The former vice president’s climate action pledge includes an ambitious $2 trillion economic plan that would accelerate a clean-energy transition, cut carbon emissions from the electricity sector by 2035 and achieve net-zero emissions by 2050.

This climate plan are in line with targets set by other major economies including China and the European Union. However, many of the policies would have been blocked by a Republican-controlled Senate. The $2 trillion plan will still be a tough sell even as Democrats take over, but experts are optimistic for some broader bipartisan-backed climate legislation to pass in upcoming years.

“Democratic control of the Senate means funding for climate action and the energy transition through appropriations, policy advances through the reconciliation process, political support and messaging from Congressional leadership, and potentially, if one is being highly optimistic, big ticket climate legislation with some level of bipartisan support,” Michael Burger, head of the Sabin Center for Climate Change Law at Columbia University, told CNBC news.

Bipartisan climate legislation could address policies that target wind and solar energy, carbon capture and tax incentives for clean energy, among other things.
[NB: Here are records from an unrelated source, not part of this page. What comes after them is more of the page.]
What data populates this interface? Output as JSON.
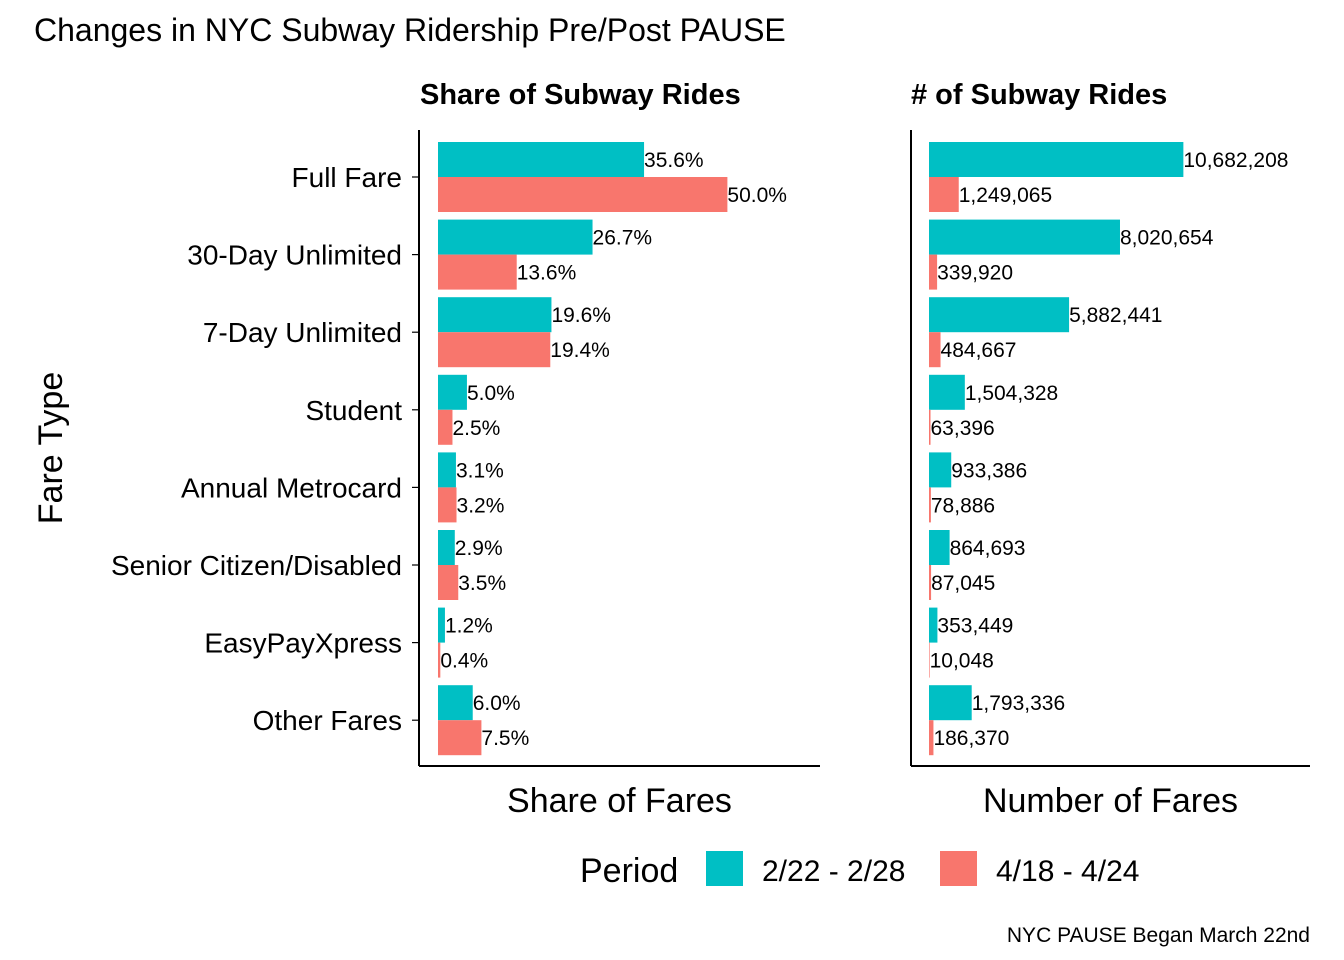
{
  "chart_data": {
    "type": "bar",
    "orientation": "horizontal",
    "title": "Changes in NYC Subway Ridership Pre/Post PAUSE",
    "ylabel": "Fare Type",
    "caption": "NYC PAUSE Began March 22nd",
    "categories": [
      "Full Fare",
      "30-Day Unlimited",
      "7-Day Unlimited",
      "Student",
      "Annual Metrocard",
      "Senior Citizen/Disabled",
      "EasyPayXpress",
      "Other Fares"
    ],
    "legend": {
      "title": "Period",
      "position": "bottom",
      "entries": [
        {
          "label": "2/22 - 2/28",
          "color": "#00BFC4"
        },
        {
          "label": "4/18 - 4/24",
          "color": "#F8766D"
        }
      ]
    },
    "grid": false,
    "panels": [
      {
        "title": "Share of Subway Rides",
        "xlabel": "Share of Fares",
        "xlim": [
          0,
          66
        ],
        "series": [
          {
            "period": "2/22 - 2/28",
            "values": [
              35.6,
              26.7,
              19.6,
              5.0,
              3.1,
              2.9,
              1.2,
              6.0
            ],
            "labels": [
              "35.6%",
              "26.7%",
              "19.6%",
              "5.0%",
              "3.1%",
              "2.9%",
              "1.2%",
              "6.0%"
            ]
          },
          {
            "period": "4/18 - 4/24",
            "values": [
              50.0,
              13.6,
              19.4,
              2.5,
              3.2,
              3.5,
              0.4,
              7.5
            ],
            "labels": [
              "50.0%",
              "13.6%",
              "19.4%",
              "2.5%",
              "3.2%",
              "3.5%",
              "0.4%",
              "7.5%"
            ]
          }
        ]
      },
      {
        "title": "# of Subway Rides",
        "xlabel": "Number of Fares",
        "xlim": [
          0,
          16000000
        ],
        "series": [
          {
            "period": "2/22 - 2/28",
            "values": [
              10682208,
              8020654,
              5882441,
              1504328,
              933386,
              864693,
              353449,
              1793336
            ],
            "labels": [
              "10,682,208",
              "8,020,654",
              "5,882,441",
              "1,504,328",
              "933,386",
              "864,693",
              "353,449",
              "1,793,336"
            ]
          },
          {
            "period": "4/18 - 4/24",
            "values": [
              1249065,
              339920,
              484667,
              63396,
              78886,
              87045,
              10048,
              186370
            ],
            "labels": [
              "1,249,065",
              "339,920",
              "484,667",
              "63,396",
              "78,886",
              "87,045",
              "10,048",
              "186,370"
            ]
          }
        ]
      }
    ]
  }
}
“For years people have been talking about Republicans in the Senate who favor climate action waiting for the opportunity to make a jailbreak from the party’s anti-climate, anti-environmental agenda,” Burger said. “Here’s the time to make the break.”

Some environmental experts worry that not enough Democrats will take serious climate action and expect more modest bipartisan legislation that won’t match demands of climate advocates or actions by other countries.

Biden said in a statement last week that he’s determined to work with Republicans on federal, state and local levels to battle the coronavirus pandemic and other crises.

“Georgia’s voters delivered a resounding message yesterday: they want action on the crises we face and they want it right now. On covid-19, on economic relief, on climate, on racial justice, on voting rights and so much more,” Biden said. “They want us to move, but move together.”

Once Biden is sworn in on Jan. 20, he has pledged to immediately bring the US back into the Paris Climate Agreement, the global pact forged five years ago among nearly 200 nations to set climate targets in order to avoid the worst of climate change. Trump formally withdrew the US from the agreement in November.

The Biden administration is also set to reverse many of Trump’s 84 completed environmental rollbacks and rescind a great deal of the president’s executive orders on energy.Additionally, one of Biden’s earliest expected executive orders would require that every government agency and department tackle climate change.

“The climate crisis is not coming. It is here now,” Michelle Deatrick, founder of the DNC Environment and Climate Crisis Council, said in a statement.

“President-elect Biden and the administration he is building understand this and are ready to act,” Deatrick said. “And now, thanks to the amazing work of so many on the ground in Georgia, the path to sensible and needed solutions to this crisis just got a lot easier.”